Higher education institutions are increasingly adopting artificial intelligence as a helping hand in major decisions like admissions and counseling, but AI is still serving as an assistant, not a full-time employee.
The promise of AI in higher education is that it can help administrators make smarter decisions through its ability to quickly scan large amounts of data for relevant markers. While seeking to retain more students in light of the coronavirus pandemic and to find new students in a diminishing pool of prospects, higher education institutions are using AI to save time, freeing humans up to do work that requires critical thinking or face-to-face interaction.

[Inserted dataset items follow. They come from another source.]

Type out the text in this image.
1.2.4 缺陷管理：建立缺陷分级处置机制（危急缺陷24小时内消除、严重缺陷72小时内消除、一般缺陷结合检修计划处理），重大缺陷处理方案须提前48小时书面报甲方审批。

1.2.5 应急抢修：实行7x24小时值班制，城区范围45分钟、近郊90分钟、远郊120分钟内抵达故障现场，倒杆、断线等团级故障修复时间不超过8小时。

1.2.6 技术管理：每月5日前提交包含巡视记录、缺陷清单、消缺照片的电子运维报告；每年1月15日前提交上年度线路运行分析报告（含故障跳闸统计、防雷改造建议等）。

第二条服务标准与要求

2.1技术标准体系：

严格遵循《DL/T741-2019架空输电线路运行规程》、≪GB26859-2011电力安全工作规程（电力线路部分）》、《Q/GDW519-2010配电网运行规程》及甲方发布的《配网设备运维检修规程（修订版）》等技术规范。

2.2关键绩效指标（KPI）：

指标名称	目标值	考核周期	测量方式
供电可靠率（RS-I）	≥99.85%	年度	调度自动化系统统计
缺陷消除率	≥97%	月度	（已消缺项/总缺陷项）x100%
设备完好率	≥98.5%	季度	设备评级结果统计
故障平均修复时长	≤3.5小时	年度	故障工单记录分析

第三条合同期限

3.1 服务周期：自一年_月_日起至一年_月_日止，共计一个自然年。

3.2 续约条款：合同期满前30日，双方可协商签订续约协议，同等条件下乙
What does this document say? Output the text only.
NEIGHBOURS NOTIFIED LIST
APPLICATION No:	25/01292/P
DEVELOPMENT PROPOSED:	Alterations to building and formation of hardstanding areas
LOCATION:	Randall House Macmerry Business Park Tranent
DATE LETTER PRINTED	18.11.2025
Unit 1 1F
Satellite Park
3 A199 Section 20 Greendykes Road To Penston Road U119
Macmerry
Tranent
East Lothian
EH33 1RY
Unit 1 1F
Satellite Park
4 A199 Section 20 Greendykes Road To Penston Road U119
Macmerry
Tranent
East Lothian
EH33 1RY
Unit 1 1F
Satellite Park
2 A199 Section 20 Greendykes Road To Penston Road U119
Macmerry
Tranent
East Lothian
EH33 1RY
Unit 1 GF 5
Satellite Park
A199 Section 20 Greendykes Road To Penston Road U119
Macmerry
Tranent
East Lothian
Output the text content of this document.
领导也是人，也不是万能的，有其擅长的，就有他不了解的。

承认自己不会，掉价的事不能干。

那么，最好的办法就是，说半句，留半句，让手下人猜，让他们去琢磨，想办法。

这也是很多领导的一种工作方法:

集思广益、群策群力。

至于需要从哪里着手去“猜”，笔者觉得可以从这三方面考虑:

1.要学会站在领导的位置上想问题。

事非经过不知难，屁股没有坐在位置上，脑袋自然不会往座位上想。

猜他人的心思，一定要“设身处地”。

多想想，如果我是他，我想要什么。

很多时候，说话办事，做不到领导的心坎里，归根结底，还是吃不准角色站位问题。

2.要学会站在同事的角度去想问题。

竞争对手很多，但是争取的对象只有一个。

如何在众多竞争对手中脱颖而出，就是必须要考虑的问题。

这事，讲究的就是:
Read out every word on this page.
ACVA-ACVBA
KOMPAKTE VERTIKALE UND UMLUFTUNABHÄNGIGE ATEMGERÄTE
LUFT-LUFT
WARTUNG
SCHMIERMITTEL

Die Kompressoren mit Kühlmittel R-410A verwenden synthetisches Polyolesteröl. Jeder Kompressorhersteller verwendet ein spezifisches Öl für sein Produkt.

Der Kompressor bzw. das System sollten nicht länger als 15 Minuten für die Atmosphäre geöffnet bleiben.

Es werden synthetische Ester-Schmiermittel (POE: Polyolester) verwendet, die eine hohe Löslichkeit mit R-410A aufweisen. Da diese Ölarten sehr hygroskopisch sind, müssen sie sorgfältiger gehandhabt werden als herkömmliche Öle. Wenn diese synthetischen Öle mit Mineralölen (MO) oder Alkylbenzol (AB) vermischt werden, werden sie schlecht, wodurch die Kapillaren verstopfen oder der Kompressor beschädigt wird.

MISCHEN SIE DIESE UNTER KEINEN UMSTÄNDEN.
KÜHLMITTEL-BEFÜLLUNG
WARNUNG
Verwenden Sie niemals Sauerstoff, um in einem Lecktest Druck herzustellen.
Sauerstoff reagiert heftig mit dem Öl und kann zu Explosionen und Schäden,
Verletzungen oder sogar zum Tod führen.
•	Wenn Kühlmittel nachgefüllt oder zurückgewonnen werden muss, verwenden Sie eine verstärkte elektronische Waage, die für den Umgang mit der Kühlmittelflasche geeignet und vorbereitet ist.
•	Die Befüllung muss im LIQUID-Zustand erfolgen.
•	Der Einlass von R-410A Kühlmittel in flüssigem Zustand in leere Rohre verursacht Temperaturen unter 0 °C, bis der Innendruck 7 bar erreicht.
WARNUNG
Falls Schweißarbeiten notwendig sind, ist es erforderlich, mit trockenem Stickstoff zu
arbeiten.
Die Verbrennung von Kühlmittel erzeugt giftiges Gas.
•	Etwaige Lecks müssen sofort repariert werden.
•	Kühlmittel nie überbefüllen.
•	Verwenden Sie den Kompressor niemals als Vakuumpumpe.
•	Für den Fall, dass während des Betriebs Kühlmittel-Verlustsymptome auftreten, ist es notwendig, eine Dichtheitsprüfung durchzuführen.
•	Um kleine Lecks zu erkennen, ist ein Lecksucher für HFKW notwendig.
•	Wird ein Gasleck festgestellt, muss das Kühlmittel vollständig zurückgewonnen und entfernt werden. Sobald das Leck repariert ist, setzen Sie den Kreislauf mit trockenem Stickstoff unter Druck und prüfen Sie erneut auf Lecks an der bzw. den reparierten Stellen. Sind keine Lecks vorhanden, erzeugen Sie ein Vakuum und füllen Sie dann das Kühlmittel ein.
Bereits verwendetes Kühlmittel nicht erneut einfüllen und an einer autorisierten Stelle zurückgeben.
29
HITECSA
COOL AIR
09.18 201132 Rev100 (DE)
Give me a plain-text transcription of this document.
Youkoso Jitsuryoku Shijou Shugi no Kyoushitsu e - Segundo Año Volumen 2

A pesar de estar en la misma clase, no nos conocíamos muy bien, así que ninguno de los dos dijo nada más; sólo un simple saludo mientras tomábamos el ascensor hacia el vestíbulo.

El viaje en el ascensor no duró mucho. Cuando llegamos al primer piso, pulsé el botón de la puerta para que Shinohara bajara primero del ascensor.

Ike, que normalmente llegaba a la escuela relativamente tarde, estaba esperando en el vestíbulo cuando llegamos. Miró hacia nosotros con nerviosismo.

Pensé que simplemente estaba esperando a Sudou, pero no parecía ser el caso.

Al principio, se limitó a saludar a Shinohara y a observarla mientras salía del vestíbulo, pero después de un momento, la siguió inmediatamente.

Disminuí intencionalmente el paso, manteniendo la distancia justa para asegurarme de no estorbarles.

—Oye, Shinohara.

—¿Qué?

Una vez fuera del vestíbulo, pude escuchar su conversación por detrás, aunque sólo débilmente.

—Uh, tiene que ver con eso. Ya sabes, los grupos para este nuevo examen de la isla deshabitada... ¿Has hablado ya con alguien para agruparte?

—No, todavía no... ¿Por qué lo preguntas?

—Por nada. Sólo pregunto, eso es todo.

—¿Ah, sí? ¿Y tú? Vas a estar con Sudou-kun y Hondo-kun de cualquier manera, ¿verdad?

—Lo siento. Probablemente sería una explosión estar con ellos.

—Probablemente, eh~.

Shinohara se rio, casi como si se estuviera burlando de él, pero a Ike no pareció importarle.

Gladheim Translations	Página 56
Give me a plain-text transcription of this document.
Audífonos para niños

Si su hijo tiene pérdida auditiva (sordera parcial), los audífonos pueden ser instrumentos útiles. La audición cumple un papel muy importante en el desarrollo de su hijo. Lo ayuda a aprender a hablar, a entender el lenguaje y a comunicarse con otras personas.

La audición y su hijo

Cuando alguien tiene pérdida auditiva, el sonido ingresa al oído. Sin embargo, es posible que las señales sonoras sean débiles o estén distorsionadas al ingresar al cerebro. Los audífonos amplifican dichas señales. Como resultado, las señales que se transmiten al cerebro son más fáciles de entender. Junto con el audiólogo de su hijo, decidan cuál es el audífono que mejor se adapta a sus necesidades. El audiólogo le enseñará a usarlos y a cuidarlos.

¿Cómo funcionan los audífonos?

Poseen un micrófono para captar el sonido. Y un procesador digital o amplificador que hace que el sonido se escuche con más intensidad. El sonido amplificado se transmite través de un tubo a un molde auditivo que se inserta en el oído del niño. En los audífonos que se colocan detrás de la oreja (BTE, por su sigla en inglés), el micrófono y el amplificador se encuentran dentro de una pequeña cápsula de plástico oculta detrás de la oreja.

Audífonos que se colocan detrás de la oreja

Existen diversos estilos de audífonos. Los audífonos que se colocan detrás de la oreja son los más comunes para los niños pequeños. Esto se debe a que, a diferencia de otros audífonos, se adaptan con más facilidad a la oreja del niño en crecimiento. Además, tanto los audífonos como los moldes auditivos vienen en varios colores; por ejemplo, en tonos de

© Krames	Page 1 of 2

SUNY Empire State College, which was founded on an online, distance-learning model, historically received more than 110,000 calls a year from students seeking answers on topics like financial aid or admissions. The university, where the majority of learners are between 25 and 49, first adopted an online chat feature in 2019.
That online chat system was updated to an AI-powered chatbot this year, named “Blue” after the college’s bird mascot. Since last year, officials said call center volume is down about 30 percent, said Mary Austin, director of the university’s student information center, while the number of inquires through online chat has skyrocketed.
Since students seem to be engaging more with the updated chatbot, that frees up staff to make big-picture decisions about what information the university is offering on other platforms. If there are multiple questions about an aspect of financial aid recorded through the chatbot, for example, that can be addressed through updating the website with some more information or a video, Austin said.
“It’s kind of like booking a concert or booking a cruise. Technology has solved these problems significantly,” said JeanCarlo Bonilla, the chief analytics officer at Element451, a higher education software company. “It’s just that now these decision trees in these AI products can come to us directly. So I can send you a text message saying ‘Would you like to book something with me?’ and then it just guides you through the process.”
In a report published in March by the Chronicle of Higher Education, CIOs said technology needs to enable students—specifically first-generation students who aren’t as familiar with higher education—to find answers they need.
“Make it as easy as one, two, three,” University of Tulsa CIO Paige Francis said in the report. “In my past few institutions, we had an entry page for students: Here are the things you need to do to get started. Easy, clear. Refocus the portal integration to make sure that no matter where your students enter, they can get what they are looking for.”
By reducing workload through AI, employees can be more authentic in their responses to students, as well, said Doug Paetzell, an executive with Sprinklr, a customer-management software company. The company recently released Sprinklr for Higher Education, which scans for keywords and questions on social media platforms like Reddit, Facebook, Instagram and Twitter.
One of the areas where this can be helpful is crisis management. Because the software can scan multiple platforms for these keywords, employees would find out sooner about an on-campus safety threat or problem because it would be flagged as soon as it started picking up steam on social media.
Higher education is also using AI to predict problems on the horizon, which comes down to scanning a large amount of data.
AI can digest all the information involved with a student’s journey through enrollment and flag where students are lost so that recruiters or admissions officers can adjust support for that step of the process, officials said. Amid universities’ ongoing efforts to retain students, a renewed focus is to retain students who’ve been especially challenged by the pandemic. AI can mark which students are struggling.
Element451 is working on how to address biases in their software, Bonilla said. AI models work from previous decisions and information, and humans still need to set the indicators for student success and intent. Adjusting for historical biases in algorithms, like whether a program has historically admitted more of a certain gender, can help the AI better do its work.